BELFAST — Attorneys for the Stockton Springs mother accused of participating in the beating death of her 10-year-old daughter continued a campaign Thursday to get two state prosecutors, and potentially the entire Attorney General’s Office, removed from the case.

Sharon Carrillo and her husband, Julio Carrillo, each face a charge of depraved indifference murder in connection with the February death of Marissa Kennedy, who was found dead at the family’s Stockton Springs condominium with evidence of trauma to her head and abdomen.

Police say the Carrillos confessed to attempting to stage the girl’s death as an accident and had beaten the girl for months before she died, continuing even after Marissa showed difficulty walking and started slurring her speech.

Sharon Carrillo’s case has been the more active of the two, and has centered on her intellectual capacity. Her attorneys have said she has a low intelligence level and was abused by her husband. The state has requested its own psychological evaluation of Sharon Carrillo.

Defense attorneys Christopher MacLean and Laura Shaw scored a victory this month when Waldo County Superior Court Justice Robert Murray agreed to disqualify school and employment records that the state obtained using invalid subpoenas.

The records included progress reports, report cards, an individualized education plan and a psychological evaluation, according to a school official.

Murray ordered state prosecutors to turn over any records they received along with affidavits from any state employees or police who reviewed the records.

MacLean on Thursday said six of the nine affidavits returned by the state were not valid, either because they were not notarized or they didn’t meet the statutory standard for an affidavit.

Specifically, he said, affidavits from Assistant Attorneys General Leane Zainea and Donald Macomber, the state’s lead prosecutors in the case, contained no written reference to having been notarized under oath, and, in at least one case, had a word missing where “sworn” might typically have been printed.

MacLean said the notary, whose seal appeared on other affidavits submitted by the state, would have known the difference between a sworn and unsworn statement.

MacLean’s argument built on his team’s previous assertions that the state circumvented the law to get key documents.

The Attorney General’s Office in March used a subpoena to get confidential records from Maplebrook School, a private boarding school for people with intellectual disabilities in Amenia, N.Y., that Sharon Carrillo attended. The state also subpoenaed employment records for both Sharon and Julio Carrillo from the Walmart Supercenter in Newburgh, N.Y.

Both subpoenas included a date for an upcoming hearing that never existed, according to MacLean. The prosecution also bypassed a step required to subpoena records from an institution outside of Maine. MacLean and Shaw argued that the document had no legal standing but was meant to trick the recipient into believing there was no choice but to comply.

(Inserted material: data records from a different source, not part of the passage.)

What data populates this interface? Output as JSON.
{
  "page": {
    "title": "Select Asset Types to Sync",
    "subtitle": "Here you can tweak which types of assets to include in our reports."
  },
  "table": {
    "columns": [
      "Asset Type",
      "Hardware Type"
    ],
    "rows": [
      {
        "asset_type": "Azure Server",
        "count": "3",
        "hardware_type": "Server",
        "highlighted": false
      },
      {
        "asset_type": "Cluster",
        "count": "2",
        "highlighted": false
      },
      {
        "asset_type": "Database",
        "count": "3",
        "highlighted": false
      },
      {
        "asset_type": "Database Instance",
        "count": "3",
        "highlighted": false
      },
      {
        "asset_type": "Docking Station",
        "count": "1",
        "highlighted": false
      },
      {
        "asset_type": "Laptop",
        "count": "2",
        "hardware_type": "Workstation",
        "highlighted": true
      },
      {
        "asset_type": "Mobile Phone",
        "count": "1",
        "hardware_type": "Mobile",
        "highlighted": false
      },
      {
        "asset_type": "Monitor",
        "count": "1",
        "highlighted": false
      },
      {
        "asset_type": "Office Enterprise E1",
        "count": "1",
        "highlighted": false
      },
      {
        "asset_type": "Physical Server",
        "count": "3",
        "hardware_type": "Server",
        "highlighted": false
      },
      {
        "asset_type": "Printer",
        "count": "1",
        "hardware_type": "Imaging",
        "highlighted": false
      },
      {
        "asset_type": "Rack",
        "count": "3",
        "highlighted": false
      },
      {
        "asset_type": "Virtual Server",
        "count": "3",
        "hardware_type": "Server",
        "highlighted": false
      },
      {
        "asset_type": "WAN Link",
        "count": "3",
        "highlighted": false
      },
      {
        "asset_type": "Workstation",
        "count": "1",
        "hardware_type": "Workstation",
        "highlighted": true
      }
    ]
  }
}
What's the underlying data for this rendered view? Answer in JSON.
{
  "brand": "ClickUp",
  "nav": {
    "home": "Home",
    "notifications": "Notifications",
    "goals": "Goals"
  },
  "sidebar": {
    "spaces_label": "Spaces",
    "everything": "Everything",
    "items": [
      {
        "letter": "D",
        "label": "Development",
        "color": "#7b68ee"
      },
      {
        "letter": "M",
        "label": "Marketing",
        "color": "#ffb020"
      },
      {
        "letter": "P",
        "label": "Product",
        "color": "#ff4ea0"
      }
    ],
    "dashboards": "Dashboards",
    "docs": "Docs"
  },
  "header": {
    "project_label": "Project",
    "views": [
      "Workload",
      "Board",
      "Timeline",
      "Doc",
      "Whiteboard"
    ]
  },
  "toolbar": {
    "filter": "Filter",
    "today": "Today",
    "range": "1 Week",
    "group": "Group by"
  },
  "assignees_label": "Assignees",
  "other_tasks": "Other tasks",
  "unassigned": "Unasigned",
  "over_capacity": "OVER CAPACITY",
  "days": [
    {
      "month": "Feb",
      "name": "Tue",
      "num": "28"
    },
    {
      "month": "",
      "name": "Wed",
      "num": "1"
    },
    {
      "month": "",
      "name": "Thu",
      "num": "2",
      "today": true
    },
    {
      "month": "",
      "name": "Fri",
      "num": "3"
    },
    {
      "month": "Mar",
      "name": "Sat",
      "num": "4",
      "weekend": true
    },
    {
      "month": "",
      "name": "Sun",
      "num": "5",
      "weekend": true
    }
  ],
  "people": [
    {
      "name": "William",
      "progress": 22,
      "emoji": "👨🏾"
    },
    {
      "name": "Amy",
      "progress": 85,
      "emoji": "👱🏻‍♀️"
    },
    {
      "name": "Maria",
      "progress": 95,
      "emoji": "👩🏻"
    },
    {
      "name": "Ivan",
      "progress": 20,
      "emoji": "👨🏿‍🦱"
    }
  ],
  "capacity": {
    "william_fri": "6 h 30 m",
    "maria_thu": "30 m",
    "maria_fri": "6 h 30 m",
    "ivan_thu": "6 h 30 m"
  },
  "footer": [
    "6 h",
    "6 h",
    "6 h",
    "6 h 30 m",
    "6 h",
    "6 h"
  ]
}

Officials from Maplebrook School sent Sharon Carrillo’s confidential files to state prosecutors. On Thursday, Macomber handed over a slim envelope of records from Walmart that he said arrived since the last hearing.

At the previous hearing, Macomber and Zainea expressed remorse and told Murray that the errors were unintentional.

“People make mistakes,” Macomber said. “I made a mistake.”

Macomber said the subpoenas sent to Maplebrook School and Walmart were “friendly subpoenas,” not intended to deceive the recipients, but in essence to provide the correct paperwork to an institution that was willing to provide the requested records.

MacLean said it would be hard to prove the prosecution didn’t gain from viewing Sharon Carrillo’s school records. He referred to an affidavit from State Police Detective Jason Andrews, who said he had been looking at the school files specifically for the names of Sharon Carrillo’s former roommates and her extracurricular activities at the school.

He claimed not to have found these, but MacLean said that type of information could be gleaned from documents to advance their case without explicitly using the documents themselves.

This, MacLean said, represented a conflict of interest and was grounds for disqualifying the entire Attorney General’s Office. Alternatively, he said the court could view it as an ethics violation and remove Macomber and Zainea but allow the attorney general to appoint replacements.

“It’s an unusual case that requires an unusual remedy,” he said.

Murray said he would make a ruling at a later date.

Speaking outside the courthouse Thursday, Macomber reiterated that his office had made mistakes but said those mistakes amounted to a distraction from the real concern at hand.

“The defense is trying to make this about the prosecution,” he said. “This case is not about the prosecution, it’s about Marissa Kennedy and what happened to her.”